Find and count unique date values in a file based on position

Hello,

I need some sort of way to extract every date contained in a file, and count how many of those dates there are.

Here are the specifics:

  • The date format I'm looking for is mm/dd/yyyy
  • I only need to look after line 45 in the file (that's where the data begins)
  • The columns of data are seperated by indents/tabs, I need to look at the 4th column

I'll take any advice I can get, I just don't really even know where to begin aside using the cut or grep functions.
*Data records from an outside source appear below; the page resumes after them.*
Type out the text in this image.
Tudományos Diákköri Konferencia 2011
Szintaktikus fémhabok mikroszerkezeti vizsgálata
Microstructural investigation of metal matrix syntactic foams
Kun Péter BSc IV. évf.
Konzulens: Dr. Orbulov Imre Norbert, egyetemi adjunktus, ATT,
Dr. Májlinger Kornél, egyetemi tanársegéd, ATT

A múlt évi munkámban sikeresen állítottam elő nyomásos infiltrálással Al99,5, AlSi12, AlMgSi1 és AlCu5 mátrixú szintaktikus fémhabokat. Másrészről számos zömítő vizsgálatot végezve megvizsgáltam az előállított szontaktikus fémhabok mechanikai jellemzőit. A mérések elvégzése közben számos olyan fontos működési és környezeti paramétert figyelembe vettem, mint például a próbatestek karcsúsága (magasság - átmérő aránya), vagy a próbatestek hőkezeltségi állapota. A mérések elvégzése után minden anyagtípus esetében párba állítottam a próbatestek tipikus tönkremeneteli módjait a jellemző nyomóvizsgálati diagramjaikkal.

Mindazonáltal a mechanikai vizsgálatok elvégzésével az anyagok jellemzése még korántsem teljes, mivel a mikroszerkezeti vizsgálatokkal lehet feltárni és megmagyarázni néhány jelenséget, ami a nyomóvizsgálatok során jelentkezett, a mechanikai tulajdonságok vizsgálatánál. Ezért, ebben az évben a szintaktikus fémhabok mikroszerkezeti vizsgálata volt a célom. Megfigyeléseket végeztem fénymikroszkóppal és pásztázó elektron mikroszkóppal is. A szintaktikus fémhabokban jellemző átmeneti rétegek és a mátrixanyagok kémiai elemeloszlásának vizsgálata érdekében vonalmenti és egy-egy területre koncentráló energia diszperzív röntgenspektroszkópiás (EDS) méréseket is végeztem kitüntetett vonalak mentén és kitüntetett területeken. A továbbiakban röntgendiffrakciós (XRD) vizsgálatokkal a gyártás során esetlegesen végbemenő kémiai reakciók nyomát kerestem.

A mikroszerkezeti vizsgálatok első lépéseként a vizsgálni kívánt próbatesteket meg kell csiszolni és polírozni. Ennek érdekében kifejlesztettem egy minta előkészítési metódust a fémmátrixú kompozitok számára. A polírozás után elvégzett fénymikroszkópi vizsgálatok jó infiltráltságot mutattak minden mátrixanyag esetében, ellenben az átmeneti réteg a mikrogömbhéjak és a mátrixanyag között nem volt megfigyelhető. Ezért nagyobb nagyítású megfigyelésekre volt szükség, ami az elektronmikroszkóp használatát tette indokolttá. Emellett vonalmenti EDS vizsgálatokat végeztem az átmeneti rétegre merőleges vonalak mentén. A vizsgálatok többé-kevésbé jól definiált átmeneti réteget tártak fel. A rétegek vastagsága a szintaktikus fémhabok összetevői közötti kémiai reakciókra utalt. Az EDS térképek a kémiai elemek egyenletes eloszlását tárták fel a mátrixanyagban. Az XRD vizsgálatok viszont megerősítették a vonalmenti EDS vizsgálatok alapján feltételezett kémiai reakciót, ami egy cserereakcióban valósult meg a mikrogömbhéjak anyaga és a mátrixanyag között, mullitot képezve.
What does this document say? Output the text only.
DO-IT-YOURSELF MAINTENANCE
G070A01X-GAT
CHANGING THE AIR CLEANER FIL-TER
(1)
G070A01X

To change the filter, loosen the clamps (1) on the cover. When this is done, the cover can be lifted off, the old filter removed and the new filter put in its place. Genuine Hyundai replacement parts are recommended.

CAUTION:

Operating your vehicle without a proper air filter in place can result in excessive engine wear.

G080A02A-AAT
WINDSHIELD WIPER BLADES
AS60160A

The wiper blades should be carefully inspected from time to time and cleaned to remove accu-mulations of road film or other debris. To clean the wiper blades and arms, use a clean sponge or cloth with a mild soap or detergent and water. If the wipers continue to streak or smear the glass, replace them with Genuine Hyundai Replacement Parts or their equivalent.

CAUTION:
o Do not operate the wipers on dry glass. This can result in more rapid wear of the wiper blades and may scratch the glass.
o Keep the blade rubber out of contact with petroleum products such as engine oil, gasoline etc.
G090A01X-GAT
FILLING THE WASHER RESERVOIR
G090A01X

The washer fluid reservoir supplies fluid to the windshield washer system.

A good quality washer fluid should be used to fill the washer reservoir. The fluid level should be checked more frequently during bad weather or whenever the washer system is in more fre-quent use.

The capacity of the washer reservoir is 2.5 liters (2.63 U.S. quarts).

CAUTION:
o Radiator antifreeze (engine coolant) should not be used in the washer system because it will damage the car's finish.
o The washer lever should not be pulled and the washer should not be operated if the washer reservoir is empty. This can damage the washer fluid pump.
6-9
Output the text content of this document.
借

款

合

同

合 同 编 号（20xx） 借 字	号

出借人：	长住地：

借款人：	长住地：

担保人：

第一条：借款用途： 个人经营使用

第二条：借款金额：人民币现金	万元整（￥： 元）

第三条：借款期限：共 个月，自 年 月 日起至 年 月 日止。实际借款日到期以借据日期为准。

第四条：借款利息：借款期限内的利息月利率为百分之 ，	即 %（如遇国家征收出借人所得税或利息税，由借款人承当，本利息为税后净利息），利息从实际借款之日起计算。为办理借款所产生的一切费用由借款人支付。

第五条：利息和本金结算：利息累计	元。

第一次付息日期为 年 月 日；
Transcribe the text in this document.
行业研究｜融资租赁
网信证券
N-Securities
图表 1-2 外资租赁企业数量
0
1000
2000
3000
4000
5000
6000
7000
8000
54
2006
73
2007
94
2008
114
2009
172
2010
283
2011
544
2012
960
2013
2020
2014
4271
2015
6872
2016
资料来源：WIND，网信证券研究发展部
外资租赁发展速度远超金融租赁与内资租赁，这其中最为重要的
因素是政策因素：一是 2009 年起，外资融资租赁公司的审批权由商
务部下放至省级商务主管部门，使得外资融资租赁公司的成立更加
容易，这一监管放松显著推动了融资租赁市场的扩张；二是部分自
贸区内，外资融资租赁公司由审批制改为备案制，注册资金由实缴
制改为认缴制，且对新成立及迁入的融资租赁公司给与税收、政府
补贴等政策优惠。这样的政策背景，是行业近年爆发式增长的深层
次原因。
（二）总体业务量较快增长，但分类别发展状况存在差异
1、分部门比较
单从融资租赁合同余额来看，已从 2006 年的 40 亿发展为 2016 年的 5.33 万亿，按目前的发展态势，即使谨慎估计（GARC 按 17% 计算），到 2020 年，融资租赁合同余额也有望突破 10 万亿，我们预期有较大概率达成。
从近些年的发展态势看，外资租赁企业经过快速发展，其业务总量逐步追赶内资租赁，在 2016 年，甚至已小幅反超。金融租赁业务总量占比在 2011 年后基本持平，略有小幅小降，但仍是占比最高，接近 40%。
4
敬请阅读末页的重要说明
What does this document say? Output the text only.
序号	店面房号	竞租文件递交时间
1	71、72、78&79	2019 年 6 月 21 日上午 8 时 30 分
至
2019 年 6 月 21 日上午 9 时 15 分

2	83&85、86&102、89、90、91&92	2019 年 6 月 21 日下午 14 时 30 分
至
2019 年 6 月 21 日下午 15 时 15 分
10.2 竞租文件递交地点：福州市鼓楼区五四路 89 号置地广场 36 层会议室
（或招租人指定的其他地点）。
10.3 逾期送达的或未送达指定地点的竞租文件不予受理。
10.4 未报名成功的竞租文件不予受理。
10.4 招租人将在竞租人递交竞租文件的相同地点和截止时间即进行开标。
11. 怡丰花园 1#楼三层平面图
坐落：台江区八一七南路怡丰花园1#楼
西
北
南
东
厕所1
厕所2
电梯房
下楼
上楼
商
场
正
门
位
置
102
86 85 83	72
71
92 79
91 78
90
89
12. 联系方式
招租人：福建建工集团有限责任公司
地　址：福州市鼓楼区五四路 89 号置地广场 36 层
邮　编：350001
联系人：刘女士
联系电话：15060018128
Your expertise is greatly appreciated, thanks in advance! :slight_smile:

Jay

Without any sample, try this (not tested):

awk -F'\t' -v patt='[0-9]{2}/[0-9]{2}/[0-9]{4}' '{
while(match($4,patt)) {
c[substr($4,RSTART,RLENGTH)]++
sub(patt,"",$4)
}}
END{for(i in c) print "date " i " : " c " times"}' file

Here is one way:

 
cat file.txt
a b c 01/01/2012
d e f 12/31/1999
g h i 07/01/2011
j k l 01/01/2012
 
awk '{print $4}' file.txt | sort | uniq | wc -l
3

To start selecting fields at record 46, add condition (NR>45) to awk statement.